Underlying Technology Logic of M1 AI

Multi-Signature Key Management

Multi-signature key management is a security technique for managing private keys. When multiple parties jointly manage an account, each participant holds a share of the private key. To restore the full key, a predefined number of key shares must be combined. This technology enables cross-chain locking of account keys, where multiple blockchain-based nodes work together to manage and maintain the locked account. This ensures the security and trustworthiness of the account while reducing the risk of key loss.

By distributing the responsibility of key management across multiple participants, multi-signature management significantly enhances security, preventing any single party from having full control of the account, thus mitigating the risk of unauthorized access or loss of keys.

Distributed Cross-Chain Storage of Digital Assets

Security is the cornerstone of M1's operations. As the volume of digital assets stored on digital asset trading platforms continues to grow, these platforms increasingly become targets for malicious actors. As a result, platforms must dedicate substantial human, material, and financial resources to defend against such attacks.

M1 aims to build a distributed financial infrastructure that connects various blockchain networks, enabling seamless asset transfers, bookkeeping, and storage between them. By integrating different cryptocurrencies and digital assets on the trading platform, assets can be transferred in and out, completing transactions in a blockchain-based manner. Additionally, financial products and contracts based on digital currencies and assets can be created and executed, while ensuring effective privacy protection for all related transactions.

Through the combination of distributed cross-chain asset storage and multi-signature key management, M1 will break the traditional funding pool model seen in "classic" trading platforms. This allows M1 to maintain the high-speed matching capabilities of centralized platforms, while offering the security, transparency, and public accountability of decentralized trading platforms' asset custody functions.

Intelligent Quantitative Technology Implementation

Create Quantitative Grid Object: Determine the grid density (width) for both upward and downward movements based on historical transaction data, and define the buy and sell prices and quantities for each grid level.

• Cancel All Orders: Cancel all currently pending orders that have not been completed.

  Place Buy Orders: Create buy orders based on the grid, establishing levels at which the system is prepared to purchase digital assets.

  Place Sell Orders: Create sell orders based on the grid, establishing levels at which the system is prepared to sell digital assets.

  Check Order Status: Monitor whether the digital asset price reaches any of the established grid levels. If the price touches a grid level and a transaction is executed, the system will automatically re-create the grid object at the appropriate levels. This process is repeated continuously, allowing the grid to adapt to market movements.
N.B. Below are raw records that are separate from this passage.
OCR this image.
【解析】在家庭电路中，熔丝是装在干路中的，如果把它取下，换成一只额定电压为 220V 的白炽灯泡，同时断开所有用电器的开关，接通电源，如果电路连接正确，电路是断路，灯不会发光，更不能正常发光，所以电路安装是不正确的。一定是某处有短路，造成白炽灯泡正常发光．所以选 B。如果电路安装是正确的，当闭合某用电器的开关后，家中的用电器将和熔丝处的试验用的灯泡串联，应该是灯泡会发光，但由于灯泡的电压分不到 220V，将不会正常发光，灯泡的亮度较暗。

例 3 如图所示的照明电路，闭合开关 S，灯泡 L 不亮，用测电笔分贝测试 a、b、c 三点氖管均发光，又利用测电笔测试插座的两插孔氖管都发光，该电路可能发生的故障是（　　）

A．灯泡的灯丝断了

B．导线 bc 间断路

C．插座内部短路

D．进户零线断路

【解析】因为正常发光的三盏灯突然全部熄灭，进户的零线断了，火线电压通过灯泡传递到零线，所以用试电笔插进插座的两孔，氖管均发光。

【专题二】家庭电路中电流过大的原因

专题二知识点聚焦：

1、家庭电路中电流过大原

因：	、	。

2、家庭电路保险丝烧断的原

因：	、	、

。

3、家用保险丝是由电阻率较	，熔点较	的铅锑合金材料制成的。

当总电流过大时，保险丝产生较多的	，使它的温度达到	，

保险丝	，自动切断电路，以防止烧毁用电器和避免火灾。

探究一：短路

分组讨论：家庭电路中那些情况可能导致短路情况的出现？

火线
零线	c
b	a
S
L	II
  This process enables continuous, automated execution of trades within the established grid strategy, ensuring that buy and sell orders are constantly adjusted according to market conditions.

System Risk Control Technology

1) Database Read-Write Separation Mechanism In the early stages, M1's system risk control typically ensures data synchronization and separation of read and write operations through mechanisms such as database master-slave replication, read-write separation, and sharding. The risk control system generally only has read access to necessary customer/account data and transaction data, ensuring the security and reliability of account data. This separation helps reduce the risk of unauthorized write access and ensures that critical transaction and account data are handled securely.

2) Cache/Memory Database Mechanism An efficient caching system is an effective way to enhance performance. Typically, this mechanism stores frequently accessed data in caching systems like Redis. Examples of such data include risk control rules, risk case libraries, intermediate result sets, blacklists and whitelists, preprocessing results, transaction parameters, billing templates, settlement rules, profit-sharing rules, and more. For high-frequency trading, memory databases are used for global distributed node storage, considering performance needs. This allows the system to handle large volumes of data with low latency and high speed, improving overall system efficiency.

3) RPC / SOA Architecture To reduce the coupling between the trading system and the risk control system, initially, when the number of system services is relatively small, middleware like RabbitMQ or ActiveMQ is typically used for message-based communication or Remote Procedure Call (RPC) to facilitate service calls between systems. As the number of system services increases and service governance issues arise, Service-Oriented Architecture (SOA) middleware, such as Dubbo, is adopted to manage and streamline service calls between systems more effectively. This approach ensures better scalability, flexibility, and maintainability of the overall system architecture as it grows in complexity.

4)Complex Event Processing (CEP) For real-time or near-real-time trading risk control, the Complex Event Processing (CEP) model is used instead of relying purely on rule-based processing. This model offers better performance and scalability.